Irgendwann jedoch begann ich zu zweifeln und mich hat diese ständige Ungewissheit über das was denn nun eigentlich mit mir los sei, wahnsinnig gemacht. Ein Hämatologe konnte mir zunächst auch nicht weiterhelfen. Also wurde es Zeit für eine zweite Meinung. Doch auch dort konnte man außer den stets auffälligen Blutwerten zunächst nichts feststellen. Erst zwei weitere Monate und ein Weihnachtsfest bei dem ich nicht in meiner gewohnten Höchstform gekocht und gebacken habe, mussten vergehen, ehe man bei einer Röntgenuntersuchung eine große mediastinale Raumforderung feststellen konnte. Von dort an verlief alles, entgegengesetzt zu dem Prozess davor, rasend schnell – wie im Film. Es folgte ein CT und letztendlich eine stationäre Aufnahme, welche eigentlich nur für eine Nacht geplant war. Aus einer Nacht wurden dann 15 Nächte, mit etlichen Untersuchungen und einer OP, aber immerhin war dann klar was los ist. Ein Hodgkin Lymphom.

Da war sie nun, die Krebsdiagnose mit 33 Jahren! Es mag ein wenig verrückt klingen, aber eine der größten Sorgen die kurz nach der Diagnose in mir schlummerten war neben den Gedanken an den Tod, der zwangsläufig aufkommt, wenn man an Krebs denkt, die Sorge „unfit“ aus der Sache hervorzugehen. Der Gedanke an den Tod wurde mir durch die guten Behandlungsmöglichkeiten und Prognosen recht schnell genommen. Aber die Bilder im Kopf bei den Gedanken an eine bevorstehende Chemotherapie mit den einhergehenden körperlichen Einschränkungen blieben. Also versuchte ich von Beginn an fit zu bleiben und irgendwie gegen den Mist, anzukämpfen. Schon während meines stationären Aufenthaltes hatte ich „Hummeln im Hintern“, bin über die Flure geirrt, um in Bewegung zu sein.
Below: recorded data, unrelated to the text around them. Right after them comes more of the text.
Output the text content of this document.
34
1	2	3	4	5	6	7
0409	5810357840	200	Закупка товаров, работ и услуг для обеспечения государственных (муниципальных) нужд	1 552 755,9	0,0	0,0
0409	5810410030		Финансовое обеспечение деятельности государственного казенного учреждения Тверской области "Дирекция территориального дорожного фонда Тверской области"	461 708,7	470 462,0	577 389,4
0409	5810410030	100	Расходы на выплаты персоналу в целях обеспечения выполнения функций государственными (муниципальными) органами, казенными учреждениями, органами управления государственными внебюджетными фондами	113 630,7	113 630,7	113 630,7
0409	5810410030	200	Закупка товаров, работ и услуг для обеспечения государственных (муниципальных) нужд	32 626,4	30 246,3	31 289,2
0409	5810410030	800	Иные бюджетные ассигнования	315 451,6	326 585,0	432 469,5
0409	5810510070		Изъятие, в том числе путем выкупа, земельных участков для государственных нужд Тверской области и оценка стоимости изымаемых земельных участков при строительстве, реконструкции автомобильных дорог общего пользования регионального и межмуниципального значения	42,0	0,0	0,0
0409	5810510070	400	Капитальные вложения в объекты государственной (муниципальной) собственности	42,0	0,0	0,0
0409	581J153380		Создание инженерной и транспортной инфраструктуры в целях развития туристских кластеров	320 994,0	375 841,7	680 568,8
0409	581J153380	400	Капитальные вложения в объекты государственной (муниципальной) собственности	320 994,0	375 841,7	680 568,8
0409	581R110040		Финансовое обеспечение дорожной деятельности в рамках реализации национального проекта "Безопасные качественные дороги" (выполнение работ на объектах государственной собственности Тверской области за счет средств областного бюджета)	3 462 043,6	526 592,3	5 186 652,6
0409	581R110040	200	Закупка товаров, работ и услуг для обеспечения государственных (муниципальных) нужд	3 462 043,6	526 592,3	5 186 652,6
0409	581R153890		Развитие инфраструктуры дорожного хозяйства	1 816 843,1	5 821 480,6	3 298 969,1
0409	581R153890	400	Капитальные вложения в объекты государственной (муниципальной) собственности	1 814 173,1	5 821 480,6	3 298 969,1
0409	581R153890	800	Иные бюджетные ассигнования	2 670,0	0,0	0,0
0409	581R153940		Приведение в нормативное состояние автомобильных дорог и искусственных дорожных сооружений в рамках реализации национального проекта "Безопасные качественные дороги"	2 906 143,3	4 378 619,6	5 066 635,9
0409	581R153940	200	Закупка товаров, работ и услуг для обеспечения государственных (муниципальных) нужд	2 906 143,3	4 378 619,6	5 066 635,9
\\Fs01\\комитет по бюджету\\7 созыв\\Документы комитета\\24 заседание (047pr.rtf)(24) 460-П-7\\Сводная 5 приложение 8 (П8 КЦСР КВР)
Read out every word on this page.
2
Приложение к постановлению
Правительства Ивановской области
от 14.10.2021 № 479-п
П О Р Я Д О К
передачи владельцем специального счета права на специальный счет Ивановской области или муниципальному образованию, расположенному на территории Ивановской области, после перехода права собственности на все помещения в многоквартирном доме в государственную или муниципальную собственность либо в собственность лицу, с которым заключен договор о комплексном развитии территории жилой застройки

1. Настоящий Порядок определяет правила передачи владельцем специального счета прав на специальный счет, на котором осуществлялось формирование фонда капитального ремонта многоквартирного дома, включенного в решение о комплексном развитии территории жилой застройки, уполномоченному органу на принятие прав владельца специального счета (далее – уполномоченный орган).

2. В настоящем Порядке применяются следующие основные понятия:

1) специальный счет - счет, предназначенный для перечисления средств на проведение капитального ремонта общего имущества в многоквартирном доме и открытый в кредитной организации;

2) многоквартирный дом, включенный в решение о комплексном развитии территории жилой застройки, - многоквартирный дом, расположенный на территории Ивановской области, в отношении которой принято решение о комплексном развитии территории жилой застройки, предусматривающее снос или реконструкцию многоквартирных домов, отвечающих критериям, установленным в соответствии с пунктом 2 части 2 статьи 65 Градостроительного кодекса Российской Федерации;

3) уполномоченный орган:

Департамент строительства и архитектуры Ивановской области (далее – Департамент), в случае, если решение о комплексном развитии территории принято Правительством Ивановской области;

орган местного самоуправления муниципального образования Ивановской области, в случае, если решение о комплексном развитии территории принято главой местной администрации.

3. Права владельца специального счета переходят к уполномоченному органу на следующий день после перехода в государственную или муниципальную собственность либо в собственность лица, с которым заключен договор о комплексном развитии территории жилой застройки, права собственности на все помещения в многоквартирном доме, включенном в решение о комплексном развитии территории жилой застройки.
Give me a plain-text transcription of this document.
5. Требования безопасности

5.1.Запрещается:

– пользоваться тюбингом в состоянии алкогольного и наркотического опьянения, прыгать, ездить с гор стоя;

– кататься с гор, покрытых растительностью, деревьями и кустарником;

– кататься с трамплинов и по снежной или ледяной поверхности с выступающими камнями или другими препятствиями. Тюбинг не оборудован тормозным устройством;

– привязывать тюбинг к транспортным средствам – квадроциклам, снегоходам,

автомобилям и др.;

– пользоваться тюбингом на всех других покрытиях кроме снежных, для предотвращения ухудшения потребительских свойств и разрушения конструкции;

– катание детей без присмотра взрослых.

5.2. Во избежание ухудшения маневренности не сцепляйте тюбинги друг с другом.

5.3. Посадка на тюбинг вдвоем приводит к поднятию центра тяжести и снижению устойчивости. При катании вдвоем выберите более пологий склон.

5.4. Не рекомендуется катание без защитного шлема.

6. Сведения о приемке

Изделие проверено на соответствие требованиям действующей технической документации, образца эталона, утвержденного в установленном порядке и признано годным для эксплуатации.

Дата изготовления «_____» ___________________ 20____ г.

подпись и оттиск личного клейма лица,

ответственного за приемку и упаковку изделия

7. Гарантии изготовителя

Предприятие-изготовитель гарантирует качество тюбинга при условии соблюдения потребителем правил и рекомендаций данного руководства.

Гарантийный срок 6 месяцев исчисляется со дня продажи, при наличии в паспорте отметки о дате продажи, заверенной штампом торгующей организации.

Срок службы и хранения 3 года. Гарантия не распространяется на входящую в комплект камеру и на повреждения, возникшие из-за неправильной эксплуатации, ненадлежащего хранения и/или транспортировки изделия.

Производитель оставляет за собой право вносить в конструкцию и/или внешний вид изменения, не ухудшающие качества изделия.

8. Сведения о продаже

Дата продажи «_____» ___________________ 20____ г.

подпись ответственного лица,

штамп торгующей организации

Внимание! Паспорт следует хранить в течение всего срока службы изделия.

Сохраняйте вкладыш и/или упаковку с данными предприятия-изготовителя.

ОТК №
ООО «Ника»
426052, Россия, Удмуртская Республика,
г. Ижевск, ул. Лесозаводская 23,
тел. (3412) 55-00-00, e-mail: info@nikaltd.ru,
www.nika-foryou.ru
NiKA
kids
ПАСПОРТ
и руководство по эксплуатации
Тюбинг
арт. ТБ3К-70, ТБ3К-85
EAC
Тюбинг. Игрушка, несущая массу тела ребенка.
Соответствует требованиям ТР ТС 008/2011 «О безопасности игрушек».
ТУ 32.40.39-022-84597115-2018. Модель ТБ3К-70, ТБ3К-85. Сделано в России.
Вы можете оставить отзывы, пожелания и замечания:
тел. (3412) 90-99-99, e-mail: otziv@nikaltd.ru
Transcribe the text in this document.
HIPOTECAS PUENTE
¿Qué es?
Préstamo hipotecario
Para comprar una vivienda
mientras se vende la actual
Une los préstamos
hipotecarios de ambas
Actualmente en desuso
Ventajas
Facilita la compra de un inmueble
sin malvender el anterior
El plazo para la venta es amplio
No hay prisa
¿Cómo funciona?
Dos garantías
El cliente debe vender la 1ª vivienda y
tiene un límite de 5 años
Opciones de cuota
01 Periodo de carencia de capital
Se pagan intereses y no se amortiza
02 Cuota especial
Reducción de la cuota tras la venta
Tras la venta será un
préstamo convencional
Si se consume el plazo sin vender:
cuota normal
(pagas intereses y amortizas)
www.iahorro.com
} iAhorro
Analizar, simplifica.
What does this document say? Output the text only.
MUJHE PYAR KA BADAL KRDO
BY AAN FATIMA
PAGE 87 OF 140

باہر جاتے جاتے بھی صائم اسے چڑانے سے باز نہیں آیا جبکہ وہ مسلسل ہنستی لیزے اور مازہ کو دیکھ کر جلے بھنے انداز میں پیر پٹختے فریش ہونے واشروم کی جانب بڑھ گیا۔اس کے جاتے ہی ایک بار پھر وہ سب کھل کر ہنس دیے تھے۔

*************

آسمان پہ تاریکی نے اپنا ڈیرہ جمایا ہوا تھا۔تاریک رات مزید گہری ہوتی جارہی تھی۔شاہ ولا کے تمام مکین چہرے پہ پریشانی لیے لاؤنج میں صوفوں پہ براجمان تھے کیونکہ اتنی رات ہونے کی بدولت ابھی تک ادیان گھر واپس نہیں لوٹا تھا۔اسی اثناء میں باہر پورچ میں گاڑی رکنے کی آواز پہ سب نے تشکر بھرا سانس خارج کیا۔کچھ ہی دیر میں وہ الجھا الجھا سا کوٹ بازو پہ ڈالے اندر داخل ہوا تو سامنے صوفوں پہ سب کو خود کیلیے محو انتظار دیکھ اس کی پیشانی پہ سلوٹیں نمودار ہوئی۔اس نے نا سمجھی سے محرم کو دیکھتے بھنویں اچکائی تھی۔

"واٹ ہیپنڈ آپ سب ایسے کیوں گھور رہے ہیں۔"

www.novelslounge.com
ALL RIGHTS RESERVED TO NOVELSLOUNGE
Während der Chemotherapie, welche ich glücklicherweise mit relativ wenigen Nebenwirkungen durchlaufen habe, war ich immer in irgendeiner Form aktiv. Sei es durch die Teilnahme an einer Bewegungsstudie, durch die täglichen Spaziergänge oder durch die Anschaffung jeglicher Outdoorsportgeräte (Inlineskates, Laufschuhe, Gravelbike), welche natürlich getestet werden mussten. Irgendwie habe ich immer etwas geschafft, natürlich mal mehr und mal weniger, aber ich konnte etwas tun. Das hat mir Kraft gegeben und nebenher meinen Tag strukturiert. Ich hatte das Gefühl in irgendeiner Form an meiner Behandlung mitwirken zu können und nicht machtlos dazustehen. Wahrscheinlich war oder ist die Bewegung auch eine Art „Schutzmechanismus“, aber wie ich finde, ein ganz hervorragender, der mich bis heute, auch nach der Behandlung, begleitet und dafür sorgt das ich mich gut fühle, sowohl physisch als auch psychisch!